Read the last 6 months of incident reports — look for action items that were never assigned
Pull the roadmap and ask when every item was last reprioritized and by whom
Sit in sprint reviews as an observer — watch what gets escalated and what gets silently dropped
Find the post-mortem that names a systemic problem that shows up again in a later incident
Ask each direct report: what decision has been waiting longest for an owner?
D30
Day 30–60
Build the shared frame — before you move
Resist the pull to fix the visible problem. The visible problem is almost never the real problem. Use this phase to understand whose version of reality will collide with yours when you start moving.
Watch out for
The person who seems most aligned in one-on-ones is often the first to sandbag a decision when it goes to a broader audience. Map the gap between private alignment and public behaviour before you present anything consequential.
D60
Day 60–90
Signal your actual model
By day 60, the org has already formed a view of you. The clearest signal you can send isn't a reorg or a strategy deck. It's how you navigate one difficult conversation that crosses the product-engineering seam.

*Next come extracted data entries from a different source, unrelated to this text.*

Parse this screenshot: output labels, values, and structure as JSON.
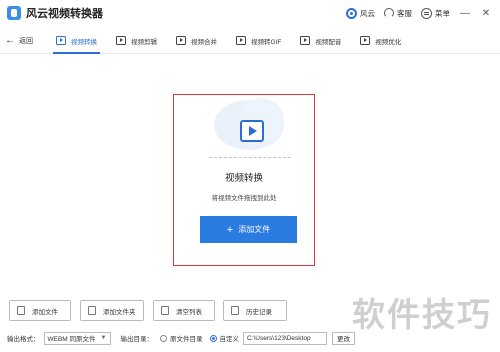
{
  "app": {
    "title": "风云视频转换器"
  },
  "titlebar": {
    "fengyun": "风云",
    "service": "客服",
    "menu": "菜单",
    "minimize": "—",
    "close": "✕"
  },
  "toolbar": {
    "back": "返回",
    "tabs": [
      {
        "label": "视频转换",
        "active": true
      },
      {
        "label": "视频剪辑",
        "active": false
      },
      {
        "label": "视频合并",
        "active": false
      },
      {
        "label": "视频转GIF",
        "active": false
      },
      {
        "label": "视频配音",
        "active": false
      },
      {
        "label": "视频优化",
        "active": false
      }
    ]
  },
  "dropzone": {
    "title": "视频转换",
    "subtitle": "将视频文件拖拽到此处",
    "add_button": "添加文件"
  },
  "actions": {
    "add_file": "添加文件",
    "add_folder": "添加文件夹",
    "clear_list": "清空列表",
    "history": "历史记录"
  },
  "output": {
    "format_label": "输出格式：",
    "format_value": "WEBM 同原文件",
    "dir_label": "输出目录：",
    "same_dir": "原文件目录",
    "custom": "自定义",
    "path": "C:\\Users\\123\\Desktop",
    "change": "更改"
  },
  "watermark": "软件技巧",
  "colors": {
    "accent": "#2b7ce0",
    "highlight_border": "#d93a3a"
  }
}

Run one prioritization debate where a technical refactor competes with a customer-facing feature — hold both lenses in the same room
Make at least one staffing decision that reflects the integrated view, not a compromise
Be explicit about the tradeoff, not just the outcome — show your reasoning across both sides
The 90-day test
"By day 90, you should have made at least one decision that disappointed someone on each side. Not to prove balance — but because the integrated view genuinely produces different outcomes than optimizing for either side alone. If everyone is happy with you at 90 days, you haven't started doing the job yet."